Barack to the future

Obama’s speech on race may lead a brave new world

Rhonda Erwin is an advocate for endangered youth and a frequent SN&R contributor. She lives in Sacramento.

This year, as in previous presidential elections, I was resigned to choosing the lesser of two evils. I was determined to learn each candidate’s solutions for my community, the poor and underprivileged, with the understanding that probably not much would change. But then, quite suddenly, the national conversation turned toward race.

I recognized the furor over remarks made by Sen. Barack Obama’s pastor, the Rev. Jeremiah Wright, for what it was: a calculated distraction.

When you reside in the underprivileged community, exposed to suffering and neglect, you seldom have time to focus on race. My struggle is with poverty, homelessness, unemployment, lack of education, drugs, crime and imprisonment. Focusing on race does not ease my suffering. Nor would focusing on race comfort those living in oppressed environments who are not black. Focusing on race provides government cover to avoid working on anything resembling a real solution. The country becomes stalled with the racial conversations of yesterday.

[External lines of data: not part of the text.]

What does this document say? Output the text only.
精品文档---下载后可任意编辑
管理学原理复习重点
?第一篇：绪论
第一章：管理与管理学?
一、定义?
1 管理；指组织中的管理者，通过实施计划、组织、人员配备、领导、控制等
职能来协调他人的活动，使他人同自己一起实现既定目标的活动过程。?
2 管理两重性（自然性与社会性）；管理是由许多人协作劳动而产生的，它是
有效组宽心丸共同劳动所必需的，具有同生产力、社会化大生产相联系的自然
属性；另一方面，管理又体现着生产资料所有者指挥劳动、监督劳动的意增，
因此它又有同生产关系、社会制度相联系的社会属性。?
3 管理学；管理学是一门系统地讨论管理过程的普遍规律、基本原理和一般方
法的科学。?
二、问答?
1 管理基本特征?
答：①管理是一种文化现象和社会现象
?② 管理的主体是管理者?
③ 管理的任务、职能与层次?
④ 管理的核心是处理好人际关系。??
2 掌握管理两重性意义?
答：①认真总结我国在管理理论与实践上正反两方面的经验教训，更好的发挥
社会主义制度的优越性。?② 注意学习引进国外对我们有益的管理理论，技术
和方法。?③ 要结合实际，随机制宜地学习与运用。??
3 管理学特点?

Using race as a distraction is practiced by the White House as well as our own state and local governments. I see it every day in Sacramento, in a justice system that divides juveniles into dueling groups of race. Sometimes we can unintentionally walk in reverse because we continuously look behind us. The American people are exhausted from walking on this treadmill.

Against this backdrop, Obama’s March 18 speech on race, was brilliant, if slightly flawed. It appears that growing up biracial and hearing prejudicial comments made by his own white grandmother have instilled a belief in the power of unity that is not shared by either of his competitors. Unity is the key to unlocking the past and moving beyond the distraction of race.

The main fault I find with Obama’s speech are his overly broad generalizations of the white and black communities, which leave the door open for continued division and distraction. I live in a time where many blacks and whites have failed to acknowledge and truly see the oppression and neglect within America’s underprivileged community. I also live in a time where blacks and whites alike have sought to address issues such as poverty, neglect and oppression. To take power out of the hands of government and return it to the American people, we must work together to dismantle the distractions. Otherwise, we will remain in a psychologically frozen state.

What concerns me about politicians today is that too many of them continue to address current issues using yesterday’s tools. Impressively, Obama uses the past to thaw our present psychologically frozen state and redirect our energies toward the future. We should fight today’s battle with today’s tools. The tool needed is unity.

When you are underprivileged, living in a country fixated on class division, you become overlooked, suffocated, invisible and often voiceless. You hope in vain that the nation will focus on solutions within your community. If the American people can come together, undivided by race and class, we can finally begin focusing on those solutions. Obama’s speech gives hope to the once hopeless.